Performance dashboards in the public sector do not arrive without genealogy. As Leoni (2022) documents, the importance attached to data in public governance "might be the result of a longstanding political discourse that proposed, as part of a narrative of positive change, data as the centre of ideal and innovative models of government and governance meant to change the relationship between the public sector and citizens." The public sector's investment in data long predates the digital era - Leoni notes that it "has a long tradition of large-scale data collection, going as far as the birth of the modern State" - but the ideological charge attached to that investment has intensified with each successive wave of administrative reform. New Public Management, which reshaped public administration across Europe and beyond from the 1980s onwards, "heavily relies on performance indicators and targets," affecting "all corners of the public sector, from local to European and from policy formulation to management practice" (Van Thiel & Ongaro, 2017). As Pedersen and Ferlie (2016) observe, the rise of performance measurement alongside NPM "changed the notion of accountability, focusing attention on the managerial aspects of public service delivery." Shore and Wright (2024) characterise the result as an audit culture: a mode of governance that has "proliferated and radically transformed organisations" while being "typically portrayed as [an] objective instrument for promoting trust, accountability, transparency, and good governance."

The current wave of public-sector performance dashboards carries this imaginary forward into the digital era. The political logic connecting data to democracy runs as follows: if performance data is published openly, citizens will find it, understand it, and use it to hold their providers and institutions accountable, which will drive improvement. Data visibility is equated with transparency, transparency with accountability, and accountability with democratic legitimacy - what Berg and Hofmann (2021) describe as a "technocratically-oriented notion of responsive governance." The direction in any given programme is typically top-down: political leaders want league tables, accountability through published data, and visible proof that public money is well spent. Policy leads and analysts then develop a national performance scoring framework - a methodology that weights and aggregates metrics into the scores that underpin provider assessment - and the political ask is to produce a public transparency dashboard quickly.

Power BI was chosen as the delivery tool - it was already embedded in the organisation's analytical practice, it is fast to iterate in, and it doesn't require a dedicated development team. The initial dashboards were built by analysts working to policy specifications, turning the scoring framework methodology into interactive reports.

Our job - the UCD team - was to come in afterwards. Conduct user research on how people actually perceived and used these outputs. Start developing a "properly designed" version that could meet accessibility standards, publication standards, and the needs of the various audiences the dashboards were supposed to serve. We inherited the policy assumptions along with the Power BI prototypes.

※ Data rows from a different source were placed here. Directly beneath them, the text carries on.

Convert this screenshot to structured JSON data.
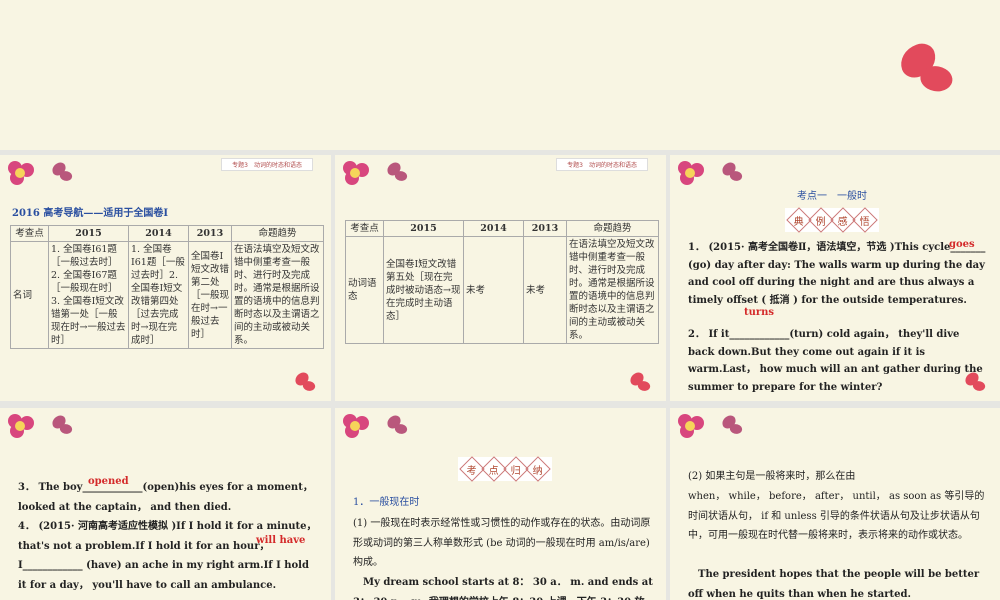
{
  "header_tag": "专题3　动词的时态和语态",
  "slide1": {
    "title": "2016 高考导航——适用于全国卷Ⅰ",
    "headers": [
      "考查点",
      "2015",
      "2014",
      "2013",
      "命题趋势"
    ],
    "row": [
      "名词",
      "1. 全国卷Ⅰ61题［一般过去时］2. 全国卷Ⅰ67题［一般现在时］3. 全国卷Ⅰ短文改错第一处［一般现在时→一般过去时］",
      "1. 全国卷Ⅰ61题［一般过去时］2. 全国卷Ⅰ短文改错第四处［过去完成时→现在完成时］",
      "全国卷Ⅰ短文改错第二处［一般现在时→一般过去时］",
      "在语法填空及短文改错中侧重考查一般时、进行时及完成时。通常是根据所设置的语境中的信息判断时态以及主谓语之间的主动或被动关系。"
    ]
  },
  "slide2": {
    "headers": [
      "考查点",
      "2015",
      "2014",
      "2013",
      "命题趋势"
    ],
    "row": [
      "动词语态",
      "全国卷Ⅰ短文改错第五处［现在完成时被动语态→现在完成时主动语态］",
      "未考",
      "未考",
      "在语法填空及短文改错中侧重考查一般时、进行时及完成时。通常是根据所设置的语境中的信息判断时态以及主谓语之间的主动或被动关系。"
    ]
  },
  "slide3": {
    "subtitle": "考点一　一般时",
    "badge": [
      "典",
      "例",
      "感",
      "悟"
    ],
    "q1": "1． (2015· 高考全国卷Ⅱ，语法填空，节选 )This cycle_______ (go) day after day: The walls warm up during the day and cool off during the night and are thus always a timely offset ( 抵消 ) for the outside temperatures.",
    "a1": "goes",
    "q2": "2． If it____________(turn) cold again， they'll dive back down.But they come out again if it is warm.Last， how much will an ant gather during the summer to prepare for the winter?",
    "a2": "turns"
  },
  "slide4": {
    "q3": "3． The boy____________(open)his eyes for a moment，looked at the captain， and then died.",
    "a3": "opened",
    "q4": "4． (2015· 河南高考适应性模拟 )If I hold it for a minute，that's not a problem.If I hold it for an hour， I____________ (have) an ache in my right arm.If I hold it for a day， you'll have to call an ambulance.",
    "a4": "will have"
  },
  "slide5": {
    "badge": [
      "考",
      "点",
      "归",
      "纳"
    ],
    "heading": "1．一般现在时",
    "p1": "(1) 一般现在时表示经常性或习惯性的动作或存在的状态。由动词原形或动词的第三人称单数形式 (be 动词的一般现在时用 am/is/are) 构成。",
    "example": "My dream school starts at 8： 30 a． m. and ends at 3： 30 p． m. 我理想的学校上午 8：30 上课，下午 3：30 放"
  },
  "slide6": {
    "p1": "(2) 如果主句是一般将来时，那么在由",
    "p2": "when， while， before， after， until， as soon as 等引导的时间状语从句， if 和 unless 引导的条件状语从句及让步状语从句中，可用一般现在时代替一般将来时，表示将来的动作或状态。",
    "example": "The president hopes that the people will be better off when he quits than when he started."
  }
}
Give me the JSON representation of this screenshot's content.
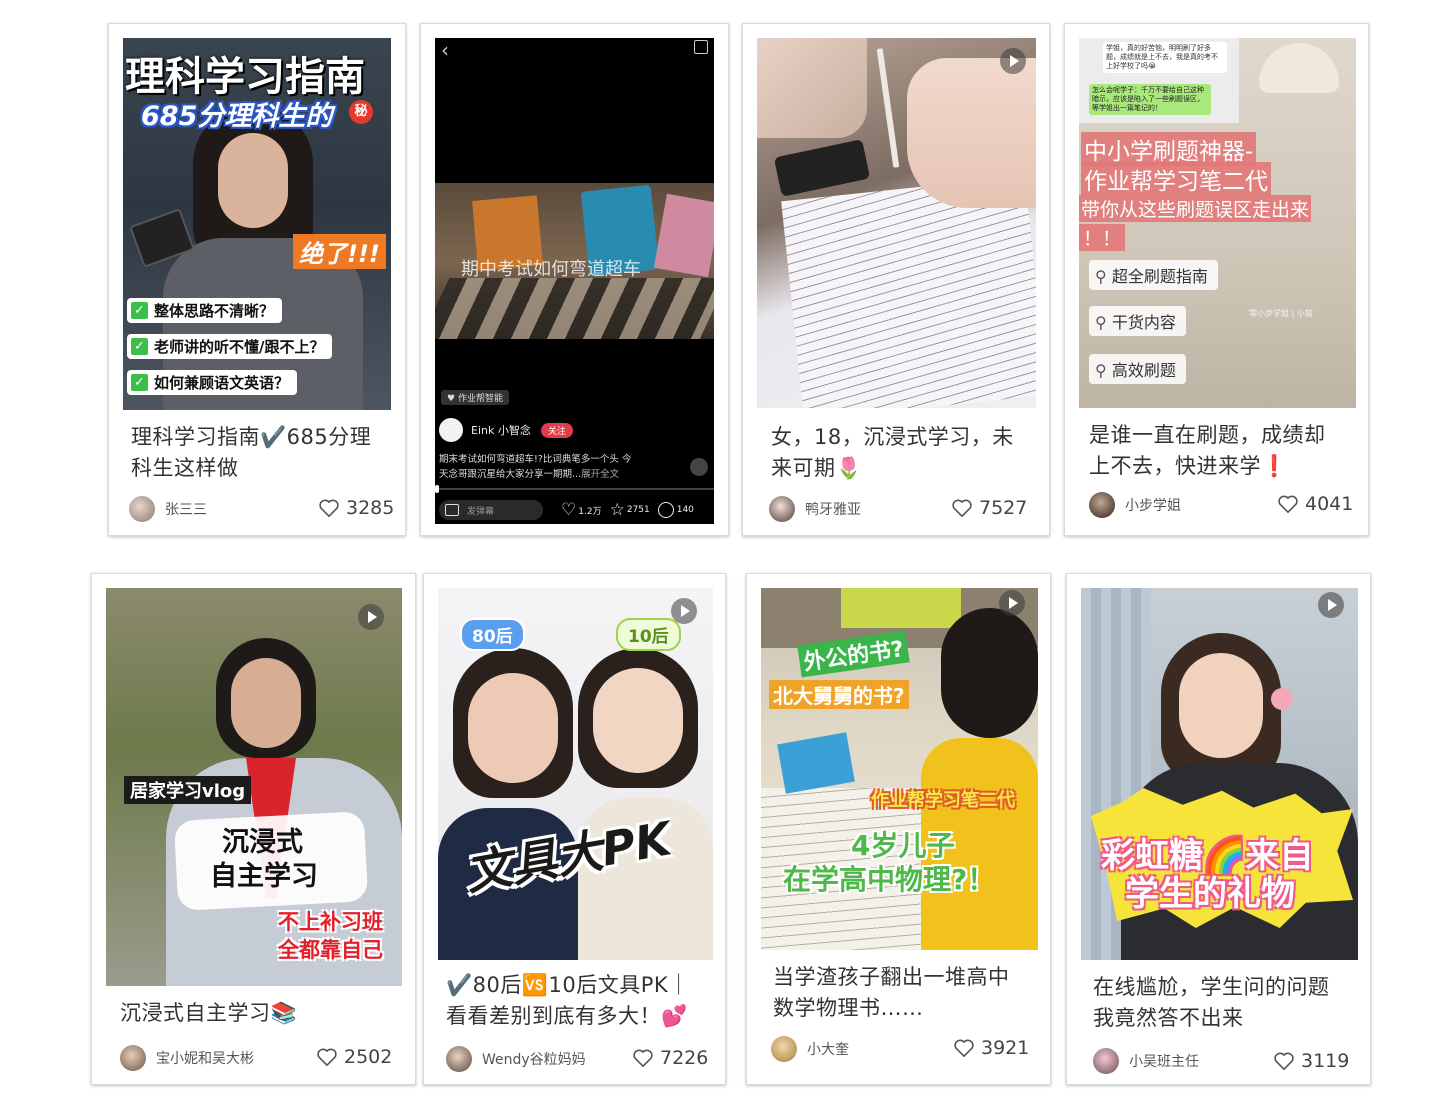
{
  "cards": [
    {
      "title_line1": "理科学习指南✔️685分理",
      "title_line2": "科生这样做",
      "author": "张三三",
      "likes": "3285",
      "overlay": {
        "headline": "理科学习指南",
        "subhead": "685分理科生的",
        "seal": "秘",
        "wow": "绝了!!!",
        "checks": [
          "整体思路不清晰？",
          "老师讲的听不懂/跟不上？",
          "如何兼顾语文英语？"
        ]
      }
    },
    {
      "overlay": {
        "video_caption": "期中考试如何弯道超车",
        "brand": "作业帮智能",
        "channel": "Eink 小智念",
        "follow": "关注",
        "desc_line1": "期末考试如何弯道超车!?比词典笔多一个头 今",
        "desc_line2": "天念哥跟沉星给大家分享一期期...",
        "expand": "展开全文",
        "comment_placeholder": "发弹幕",
        "like_count": "1.2万",
        "star_count": "2751",
        "comment_count": "140"
      }
    },
    {
      "title_line1": "女，18，沉浸式学习，未",
      "title_line2": "来可期🌷",
      "author": "鸭牙雅亚",
      "likes": "7527"
    },
    {
      "title_line1": "是谁一直在刷题，成绩却",
      "title_line2": "上不去，快进来学❗",
      "author": "小步学姐",
      "likes": "4041",
      "overlay": {
        "chat1": "学姐，真的好苦恼，明明刷了好多题，成绩就是上不去，我是真的考不上好学校了吗😭",
        "chat2": "怎么会呢学子：千万不要给自己这种暗示，应该是陷入了一些刷题误区，等学姐出一篇笔记的！",
        "line1": "中小学刷题神器-",
        "line2": "作业帮学习笔二代",
        "line3": "带你从这些刷题误区走出来",
        "line4": "！！",
        "pins": [
          "超全刷题指南",
          "干货内容",
          "高效刷题"
        ],
        "watermark": "零小步学姐 | 小猫"
      }
    },
    {
      "title_line1": "沉浸式自主学习📚",
      "author": "宝小妮和吴大彬",
      "likes": "2502",
      "overlay": {
        "tag": "居家学习vlog",
        "big1": "沉浸式",
        "big2": "自主学习",
        "red1": "不上补习班",
        "red2": "全都靠自己"
      }
    },
    {
      "title_line1": "✔️80后🆚10后文具PK｜",
      "title_line2": "看看差别到底有多大！💕",
      "author": "Wendy谷粒妈妈",
      "likes": "7226",
      "overlay": {
        "left_bubble": "80后",
        "right_bubble": "10后",
        "big": "文具大PK"
      }
    },
    {
      "title_line1": "当学渣孩子翻出一堆高中",
      "title_line2": "数学物理书……",
      "author": "小大奎",
      "likes": "3921",
      "overlay": {
        "q1": "外公的书?",
        "q2": "北大舅舅的书?",
        "brand": "作业帮学习笔二代",
        "big1": "4岁儿子",
        "big2": "在学高中物理?！"
      }
    },
    {
      "title_line1": "在线尴尬，学生问的问题",
      "title_line2": "我竟然答不出来",
      "author": "小吴班主任",
      "likes": "3119",
      "overlay": {
        "big1": "彩虹糖🌈来自",
        "big2": "学生的礼物"
      }
    }
  ]
}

This is a familiar pattern in public sector work. The political decision has been made. The methodology exists. The technology has been chosen. Design enters the picture to improve what's already been committed to - not to question whether it should exist, but to make it work as well as possible within the constraints. The question is what "work" means in this context, and that turns out to require examining assumptions that sit well upstream of interface design.

The transparency hypothesis

The policy logic appears to run: if we publish performance data using the national scoring framework, people will find it, understand it, use it to make informed choices, and hold their providers accountable, which will drive performance improvement.

Each link in that chain is an empirical claim. The team ran user research sessions to test the middle links - finding and understanding. The findings were consistent: participants struggled to locate the dashboard, struggled with the metrics, and weren't sure what to do with the information. The most deprived populations - those with the greatest need for good healthcare - were the least likely to engage with, or understand any of it.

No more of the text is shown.